Born in 1924 in Cedar Rapids, Iowa, and raised by his tuba playing father, John started studying cornet and playing in the grade school orchestra at age eight. Two years later he progressed to playing second cornet in the El Kahir Shriner’s concert band of which his father was the business manager. In the seventh grade he formed his own small polka band with school friends and began playing paid jobs, and joined the American Federation of Musicians Union, Local 137. After a year of this he was bitten by the swing era bug and began studying jazz improvisation and arranging…no more polkas. His progress in both technical ability and jazz interpretation led him to be playing in professional dance bands all through high school and on extended tours with territory bands during the summers.
At age seventeen, on Sept. 10, 1942, John enrolled at the U. of Oregon, majoring in music, playing, in the ROTC band, and joining the Army Enlisted Reserve Corp . On Nov. 22, 1942, two months later, all of the reservists received telegrams from the U.S. War Department saying that they were activated.
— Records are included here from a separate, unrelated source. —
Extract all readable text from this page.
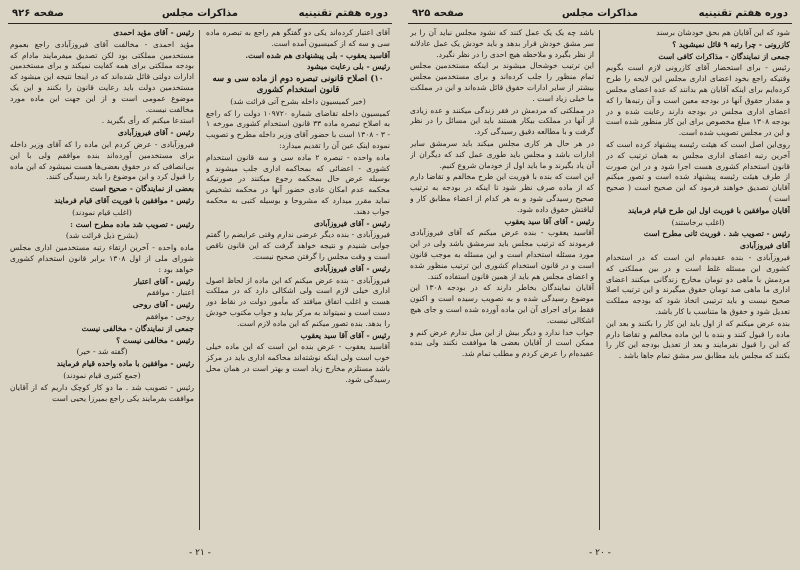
دوره هفتم تقنینیه
مذاکرات مجلس
صفحه ۹۲۶

آقای اعتبار کرده‌اند یکی دو گفتگو هم راجع به تبصره ماده سی و سه که از کمیسیون آمده است.

آقاسید یعقوب - بلی پیشنهادی هم شده است.

رئیس - بلی رعایت میشود

۱۰) اصلاح قانونی تبصره دوم از ماده سی و سه قانون استخدام کشوری

(خبر کمیسیون داخله بشرح آتی قرائت شد)

کمیسیون داخله تقاضای شماره ۱۰۹۷۲۰ دولت را که راجع به اصلاح تبصره ماده ۳۳ قانون استخدام کشوری مورخه ۱ - ۳ - ۱۳۰۸ است با حضور آقای وزیر داخله مطرح و تصویب نموده اینک عین آن را تقدیم میدارد:

ماده واحده - تبصره ۲ ماده سی و سه قانون استخدام کشوری - اعضائی که بمحاکمه اداری جلب میشوند و بوسیله عرض حال بمحکمه رجوع میکنند در صورتیکه محکمه عدم امکان عادی حضور آنها در محکمه تشخیص نماید مقرر میدارد که مشروحا و بوسیله کتبی به محکمه جواب دهند.

رئیس - آقای فیروزآبادی

فیروزآبادی - بنده دیگر عرضی ندارم وقتی عرایضم را گفتم جوابی شنیدم و نتیجه خواهد گرفت که این قانون ناقص است و وقت مجلس را گرفتن صحیح نیست.

رئیس - آقای فیروزآبادی

فیروزآبادی - بنده عرض میکنم که این ماده از لحاظ اصول اداری خیلی لازم است ولی اشکالی دارد که در مملکت هست و اغلب اتفاق میافتد که مأمور دولت در نقاط دور دست است و نمیتواند به مرکز بیاید و جواب مکتوب خودش را بدهد. بنده تصور میکنم که این ماده لازم است.

رئیس - آقای آقا سید یعقوب

آقاسید یعقوب - عرض بنده این است که این ماده خیلی خوب است ولی اینکه نوشته‌اند محاکمه اداری باید در مرکز باشد مستلزم مخارج زیاد است و بهتر است در همان محل رسیدگی شود.

رئیس - آقای مؤید احمدی

مؤید احمدی - مخالفت آقای فیروزآبادی راجع بعموم مستخدمین مملکتی بود لکن تصدیق میفرمایند مادام که بودجه مملکتی برای همه کفایت نمیکند و برای مستخدمین ادارات دولتی قائل شده‌اند که در اینجا نتیجه این میشود که مستخدمین دولت باید رعایت قانون را بکنند و این یک موضوع عمومی است و از این جهت این ماده مورد مخالفت نیست.

استدعا میکنم که رأی بگیرید .

رئیس - آقای فیروزآبادی

فیروزآبادی - عرض کردم این ماده را که آقای وزیر داخله برای مستخدمین آورده‌اند بنده موافقم ولی با این بی‌انصافی که در حقوق بعضی‌ها هست نمیشود که این ماده را قبول کرد و این موضوع را باید رسیدگی کنند.

بعضی از نمایندگان - صحیح است

رئیس - موافقین با فوریت آقای قیام فرمایند

(اغلب قیام نمودند)

رئیس - تصویب شد ماده مطرح است :

(بشرح ذیل قرائت شد)

ماده واحده - آخرین ارتقاء رتبه مستخدمین اداری مجلس شورای ملی از اول ۱۳۰۸ برابر قانون استخدام کشوری خواهد بود :

رئیس - آقای اعتبار

اعتبار - موافقم

رئیس - آقای روحی

روحی - موافقم

جمعی از نمایندگان - مخالفی نیست

رئیس - مخالفی نیست ؟

(گفته شد - خیر)

رئیس - موافقین با ماده واحده قیام فرمایند

(جمع کثیری قیام نمودند)

رئیس - تصویب شد . ما دو کار کوچک داریم که از آقایان موافقت بفرمایند یکی راجع بمیرزا یحیی است

- ۲۱ -
دوره هفتم تقنینیه
مذاکرات مجلس
صفحه ۹۲۵

شود که این آقایان هم بحق خودشان برسند

کازرونی - چرا رتبه ۹ قائل نمیشوید ؟

جمعی از نمایندگان - مذاکرات کافی است

رئیس - برای استحضار آقای کازرونی لازم است بگویم وقتیکه راجع بخود اعضای اداری مجلس این لایحه را طرح کرده‌ایم برای اینکه آقایان هم بدانند که عده اعضای مجلس و مقدار حقوق آنها در بودجه معین است و آن رتبه‌ها را که اعضای اداری مجلس در بودجه دارند رعایت شده و در بودجه ۱۳۰۸ مبلغ مخصوص برای این کار منظور شده است و این در مجلس تصویب شده است.

روی‌این اصل است که هیئت رئیسه پیشنهاد کرده است که آخرین رتبه اعضای اداری مجلس به همان ترتیب که در قانون استخدام کشوری هست اجرا شود و در این صورت از طرف هیئت رئیسه پیشنهاد شده است و تصور میکنم آقایان تصدیق خواهند فرمود که این صحیح است ( صحیح است )

آقایان موافقین با فوریت اول این طرح قیام فرمایند

(اغلب برخاستند)

رئیس - تصویب شد . فوریت ثانی مطرح است

آقای فیروزآبادی

فیروزآبادی - بنده عقیده‌ام این است که در استخدام کشوری این مسئله غلط است و در بین مملکتی که مردمش با ماهی دو تومان مخارج زندگانی میکنند اعضای اداری ما ماهی صد تومان حقوق میگیرند و این ترتیب اصلا صحیح نیست و باید ترتیبی اتخاذ شود که بودجه مملکت تعدیل شود و حقوق ها متناسب با کار باشد.

بنده عرض میکنم که از اول باید این کار را بکنند و بعد این ماده را قبول کنند و بنده با این ماده مخالفم و تقاضا دارم که این را قبول نفرمایند و بعد از تعدیل بودجه این کار را بکنند که مجلس باید مطابق سر مشق تمام جاها باشد .

باشد چه یک یک عمل کنند که نشود مجلس نباید آن را بر سر مشق خودش قرار بدهد و باید خودش یک عمل عادلانه از نظر بگیرد و ملاحظه هیچ احدی را در نظر نگیرد.

این ترتیب خوشحال میشوند بر اینکه مستخدمین مجلس تمام منظور را جلب کرده‌اند و برای مستخدمین مجلس بیشتر از سایر ادارات حقوق قائل شده‌اند و این در مملکت ما خیلی زیاد است .

در مملکتی که مردمش در فقر زندگی میکنند و عده زیادی از آنها در مملکت بیکار هستند باید این مسائل را در نظر گرفت و با مطالعه دقیق رسیدگی کرد.

در هر حال هر کاری مجلس میکند باید سرمشق سایر ادارات باشد و مجلس باید طوری عمل کند که دیگران از آن یاد بگیرند و ما باید اول از خودمان شروع کنیم.

این است که بنده با فوریت این طرح مخالفم و تقاضا دارم که از ماده صرف نظر شود تا اینکه در بودجه به ترتیب صحیح رسیدگی شود و به هر کدام از اعضاء مطابق کار و لیاقتش حقوق داده شود.

رئیس - آقای آقا سید یعقوب

آقاسید یعقوب - بنده عرض میکنم که آقای فیروزآبادی فرمودند که ترتیب مجلس باید سرمشق باشد ولی در این مورد مسئله استخدام است و این مسئله به موجب قانون است و در قانون استخدام کشوری این ترتیب منظور شده و اعضای مجلس هم باید از همین قانون استفاده کنند.

آقایان نمایندگان بخاطر دارند که در بودجه ۱۳۰۸ این موضوع رسیدگی شده و به تصویب رسیده است و اکنون فقط برای اجرای آن این ماده آورده شده است و جای هیچ اشکالی نیست.

جواب خدا ندارد و دیگر بیش از این میل ندارم عرض کنم و ممکن است از آقایان بعضی ها موافقت نکنند ولی بنده عقیده‌ام را عرض کردم و مطلب تمام شد.

- ۲۰ -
The promised two years at the U. of O. ended in three months. John spent the next four months in desert training in Texas, seven months in jungle training in Florida’s Okefenokee Swamp then was assigned to the 66th Infantry Division. It sailed for England in 1944. The 66th embarked for France in late 1944 to reinforce troops at the Battle of the Bulge. John’s ship, The HMS Leopoldville, didn’t quite make it. It was torpedoed and sunk seven miles north of Cherbourg with a fatality loss of 42% of the troops. John swam about 100 yards to the destroyer, HMS Brilliante, saving himself. After troop replacements, the 66th Division saw 137 days of combat action against the Germans in France and Germany. During his service John was promoted to sergeant and awarded the Combat Infantry Medal, the Bronze Star and French Legion of Honor medals. Thinking of his youth, he said, “I had the best of times for seventeen years and then worst of times for 3½ years, no music, plenty of fear, heartache, and the discomfort of a freezing European winter”.
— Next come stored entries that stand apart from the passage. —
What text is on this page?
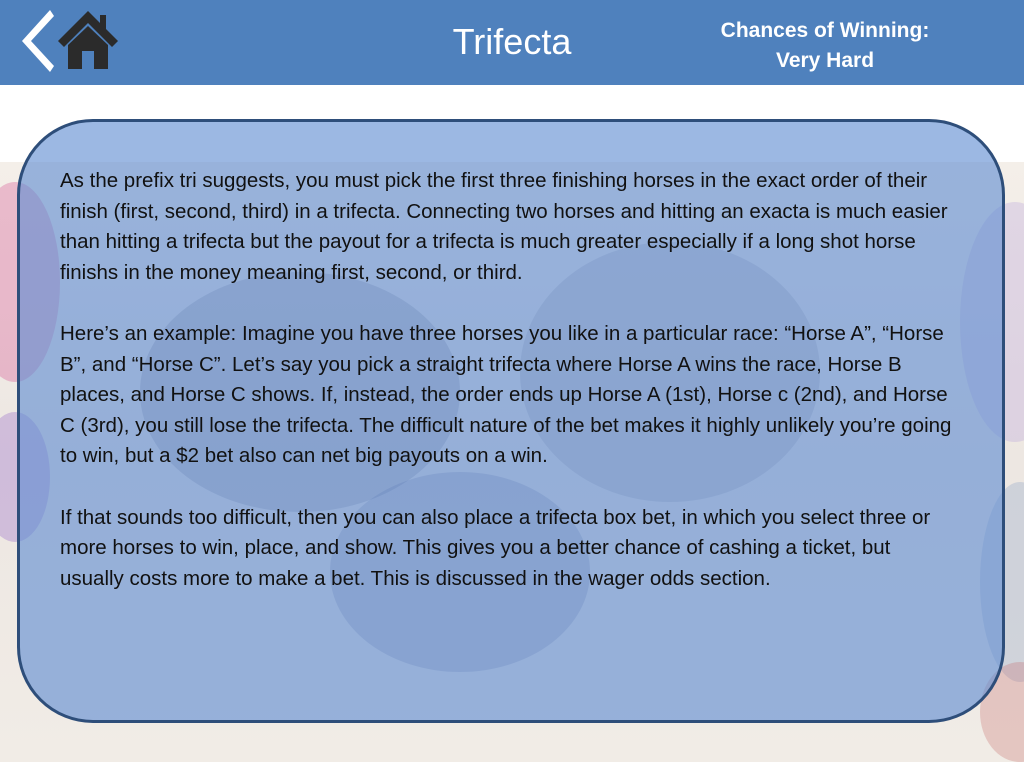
Trifecta	Chances of Winning:
Very Hard

As the prefix tri suggests, you must pick the first three finishing horses in the exact order of their finish (first, second, third) in a trifecta. Connecting two horses and hitting an exacta is much easier than hitting a trifecta but the payout for a trifecta is much greater especially if a long shot horse finishs in the money meaning first, second, or third.

Here’s an example: Imagine you have three horses you like in a particular race: “Horse A”, “Horse B”, and “Horse C”. Let’s say you pick a straight trifecta where Horse A wins the race, Horse B places, and Horse C shows. If, instead, the order ends up Horse A (1st), Horse c (2nd), and Horse C (3rd), you still lose the trifecta. The difficult nature of the bet makes it highly unlikely you’re going to win, but a $2 bet also can net big payouts on a win.

If that sounds too difficult, then you can also place a trifecta box bet, in which you select three or more horses to win, place, and show. This gives you a better chance of cashing a ticket, but usually costs more to make a bet. This is discussed in the wager odds section.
Discharged from the army in February, 1946 back in USA. He enrolled at Lewis and Clark college, earning Bachelor of Science and Bachelor of Music. degrees and to the U. of Washington for an M.A. in music composition. Returning to Portland, OR, John spent a year teaching on the faculty of Lewis and Clark College while forming a dance band, the Johnny Reitz Orchestra. Realizing that he was earning more from his band than teaching, he then devoted full time to playing thirteen-week touring circuits twice per year from Los Angeles to Florida, the mid-west and the northwest, booked by Associated Booking Corporation. In 1965 the band was contracted to be the house band at Portland’s Hoyt Hotel. The show room seated 750 people and a large dance floor which elevated to stage height featuring Las Vegas type floor shows. The band’s two weeks contract extended to three years.
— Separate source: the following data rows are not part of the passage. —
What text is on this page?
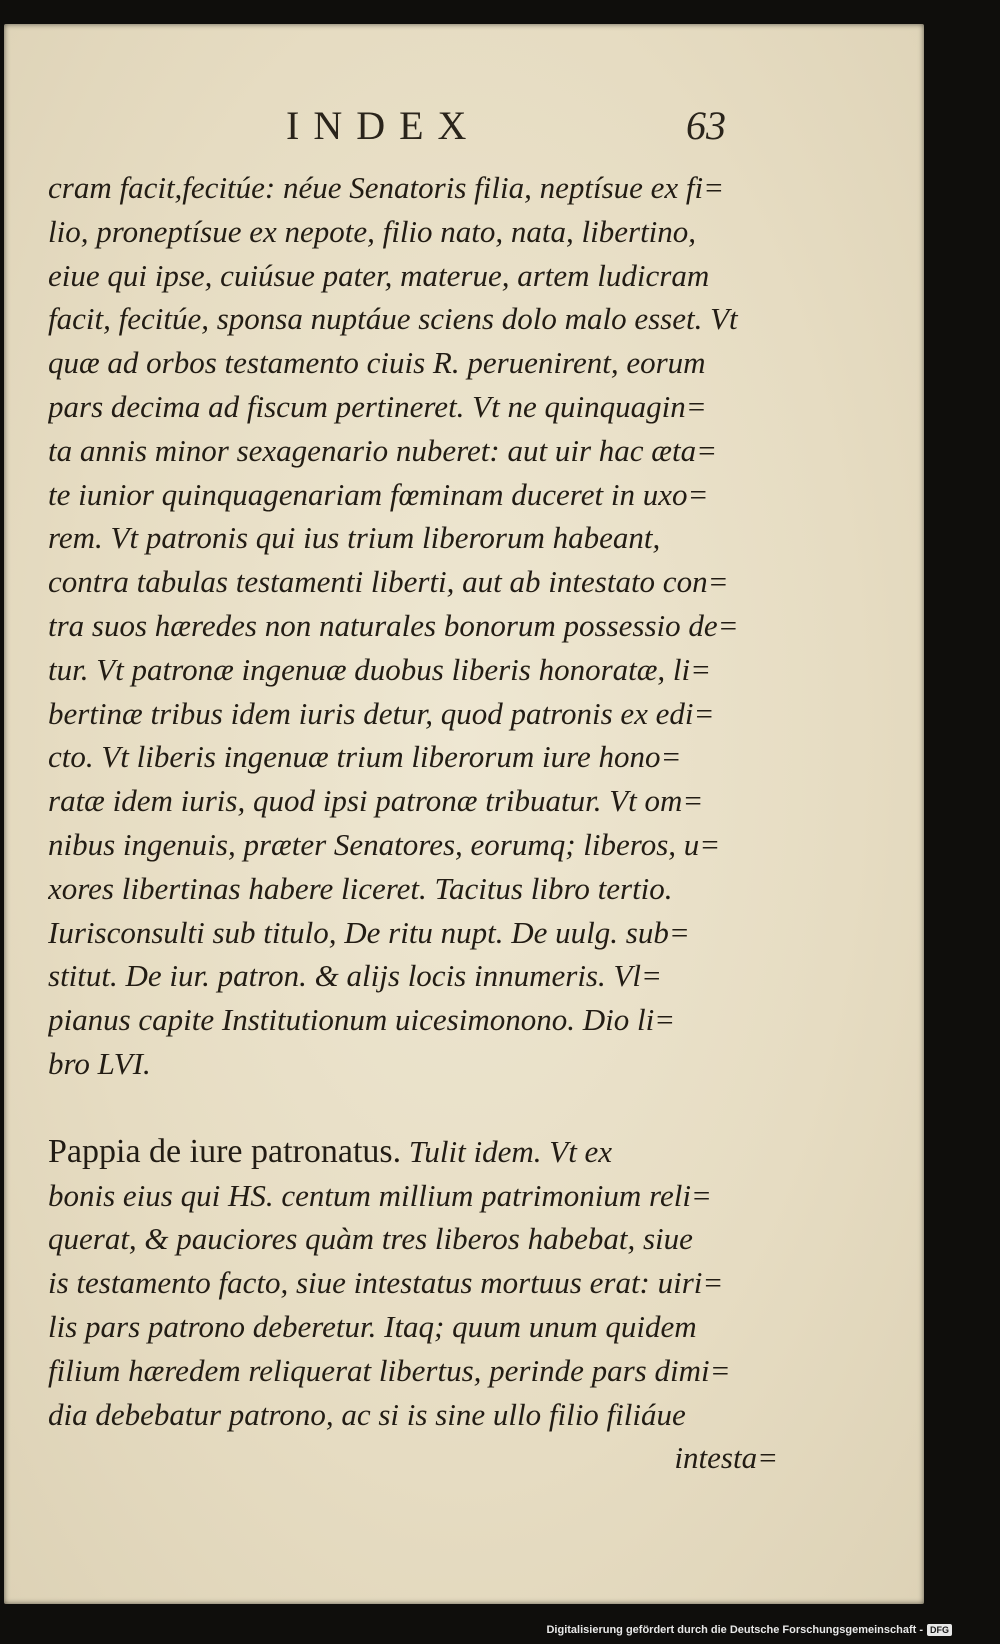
INDEX	63
cram facit,fecitúe: néue Senatoris filia, neptísue ex fi=
lio, proneptísue ex nepote, filio nato, nata, libertino,
eiue qui ipse, cuiúsue pater, materue, artem ludicram
facit, fecitúe, sponsa nuptáue sciens dolo malo esset. Vt
quæ ad orbos testamento ciuis R. peruenirent, eorum
pars decima ad fiscum pertineret. Vt ne quinquagin=
ta annis minor sexagenario nuberet: aut uir hac æta=
te iunior quinquagenariam fœminam duceret in uxo=
rem. Vt patronis qui ius trium liberorum habeant,
contra tabulas testamenti liberti, aut ab intestato con=
tra suos hæredes non naturales bonorum possessio de=
tur. Vt patronæ ingenuæ duobus liberis honoratæ, li=
bertinæ tribus idem iuris detur, quod patronis ex edi=
cto. Vt liberis ingenuæ trium liberorum iure hono=
ratæ idem iuris, quod ipsi patronæ tribuatur. Vt om=
nibus ingenuis, præter Senatores, eorumq; liberos, u=
xores libertinas habere liceret. Tacitus libro tertio.
Iurisconsulti sub titulo, De ritu nupt. De uulg. sub=
stitut. De iur. patron. & alijs locis innumeris. Vl=
pianus capite Institutionum uicesimonono. Dio li=
bro LVI.
Pappia de iure patronatus. Tulit idem. Vt ex
bonis eius qui HS. centum millium patrimonium reli=
querat, & pauciores quàm tres liberos habebat, siue
is testamento facto, siue intestatus mortuus erat: uiri=
lis pars patrono deberetur. Itaq; quum unum quidem
filium hæredem reliquerat libertus, perinde pars dimi=
dia debebatur patrono, ac si is sine ullo filio filiáue
intesta=
Digitalisierung gefördert durch die Deutsche Forschungsgemeinschaft - DFG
After many years of playing and successful investing, John took his broker’s suggestion that he become a licensed stock and bond broker. His orchestra and music contracting business continued on with a brokerage career of 48 years, which led to the funding and founding of Paulson Investment Co. The company grew in about twenty-five years from two offices in Oregon to 38 offices in nineteen states and was then sold out to an international company. At age 96 John is still very active in music, playing with two large jazz groups in the Tucson AZ area as their jazz-trumpet soloist. He was recently featured as a soloist with the Tucson Concert Band, and always as the cornet soloist with Tucson’s DixieCats and his own trad-jazz group, the Harbor Patrol Jazz Band during summers in Portland.